Aber auch die Hege völlig überhöhter Schalenwildpopulationen mit Wintergatter und ganzjährigen Fütterungen ist der falsche Weg. Wir haben in Österreich mit 18 Tieren auf 100 ha die höchste Dichte an Rehen und Hirschen Europas oder sogar weltweit. In Deutschland sind es 10, in der Schweiz 7 und in Frankreich und Italien lediglich 4. Die Folge ist ein dramatischer Wildverbiss im Wald, der in vielen Bereichen jede Naturverjüngung außer der Fichte verhindert. Im Burgenland z.B. hat der Wildverbiss 87,8 % des Waldes stark beschädigt. Aber auch für die Wildtiere sind diese Mastanlagen aus egoistischem Jagdinteresse und Trophäenkult alles andere als gut: die Rehe und Hirsche verändern ihre natürliche Verdauung im Winter, sind krankheitsanfälliger, haben einen erhöhten Parasitenbefall, einen höheren Jagddruck und generell viel mehr Stress. Kurz gesagt: Hirn schließt Harvester und Hege aus.

Tier- und Naturschutzorganisationen letzte Rettung

Prölls Aussagen spiegeln genau jene Mentalität des totalen Nutzungsanspruchs an die Natur wider, die uns Artensterben und Klimawandel gebracht hat. Er nennt die Tier- und Naturschutzorganisationen dogmatisch und nicht lösungsorientiert, hat aber selbst keine Kritik am Bisherigen und keine andere Lösung, als weiter wie bisher, zu bieten.
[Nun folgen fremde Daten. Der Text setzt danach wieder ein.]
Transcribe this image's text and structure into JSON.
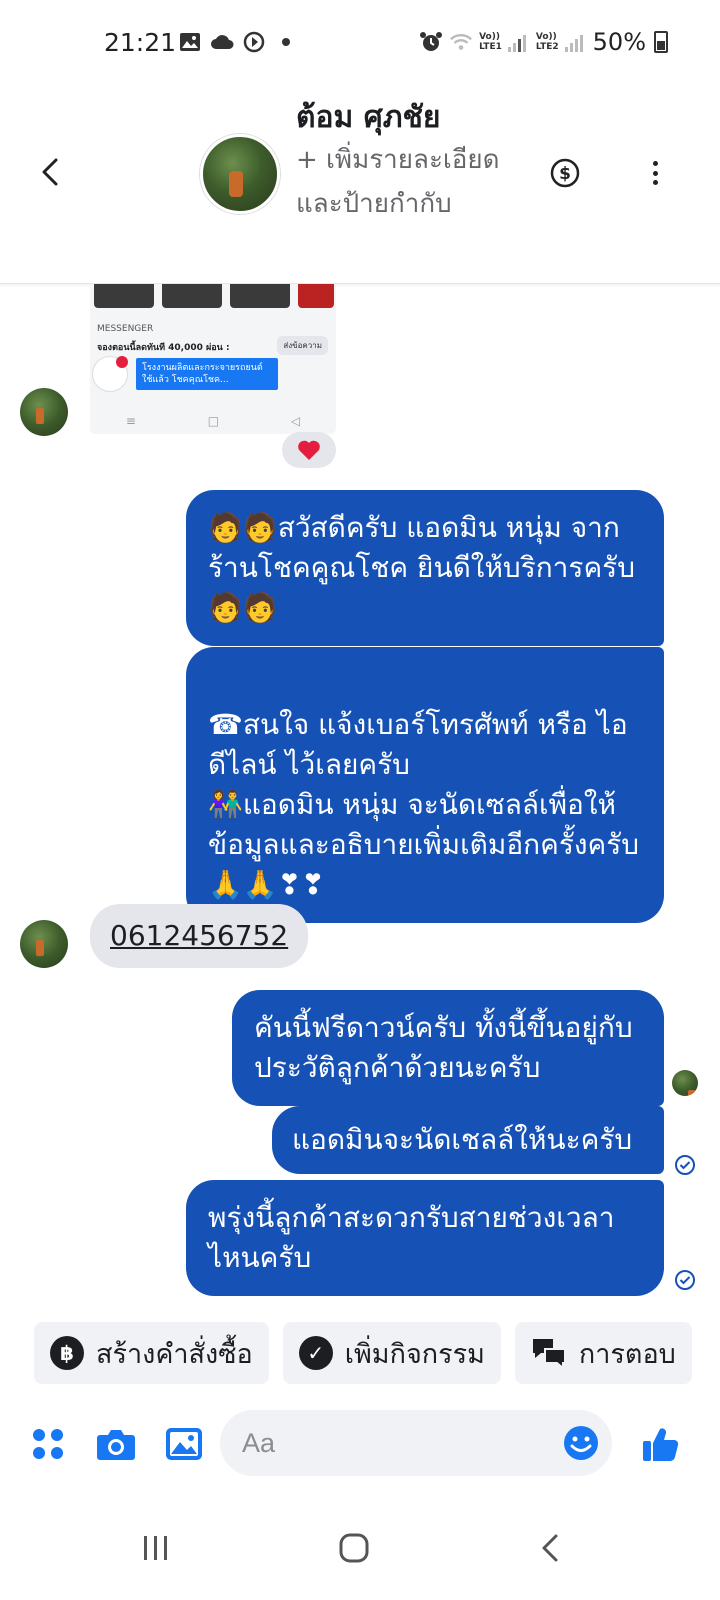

Pröll, und mit ihm die konventionelle Jägerschaft, sieht die Natur ausschließlich als Ressource für menschliche Zwecke, und sei es für frivole, wie den Abschuss seltener Tierarten, wie den Auerhahn, oder harmloser Tierarten, wie das Murmeltier. Dem gegenüber steht der Respekt vor der Natur, die Einsicht, dass die Natur nicht nur für den Menschen da ist, dass Wildtiere auch ein Recht auf Leben und einen nicht vom Menschen gestörten Lebensraum haben, und dass Urwald und Biodiversität inklusive großer Beutegreifer die Schlüssel für ein Überleben des Planeten sind. Die von Pröll so viel geschmähten NGOs WWF und VGT sind Waldbesitzer. Der WWF pflegt seine 1.100 ha Wald in den Marchauen vorbildlich und der VGT erhält seine momentan 28 ha Wald für die kommenden Generationen. Ein urwaldähnlicher Mischwald ist Lebensraum für 14.000 Tier- und 6.000 Pflanzenarten, von denen gut ein Drittel als totholz-bewohnend eingestuft ist. Rund 10 % dieser Arten sind „Urwaldreliktarten“, die auf urwaldtypische Strukturen angewiesen sind. Diese Biodiversität geht in Fichtenmonokulturen verloren.

Parkplatz oder Wald

1 Hektar asphaltierte Fläche bietet 330 Autos Parkplätze. Aber 1 Hektar gesunder Mischwald im Altbestand produziert pro Jahr 30 Tonnen Sauerstoff, kann 3 Millionen Liter Wasser speichern, bietet Lebensraum für 1.200 Bäume mit mehr als 5 cm Durchmesser, speichert 500 Tonnen CO2, kühlt seine Umgebung um 6°C, verdunstet an heißen Tagen 60.000 Liter Wasser und filtert jährlich 50 Tonnen Schadstoffe aus der Luft. Mit Harvester und Hege wird diese Leistung auf einen winzigen Bruchteil reduziert.

Als ersten Schritt in die richtige Richtung wurde das Volksbegehren für ein Bundes-Jagdgesetz initiiert, das momentan Unterstützungserklärungen sammelt, die in jedem Gemeindeamt persönlich oder online per ID Austria abgegeben werden können, damit es im Jahr 2025 stattfinden kann. Die 14 Punkte dieses Volksbegehrens würden die Jagd von einer egoistischen Tätigkeit – zum Schaden von Natur und Tieren, kapitale Trophäen zu erbeuten –, zu einer Tätigkeit im öffentlichen Interesse, um Biodiversität zu fördern, verändern.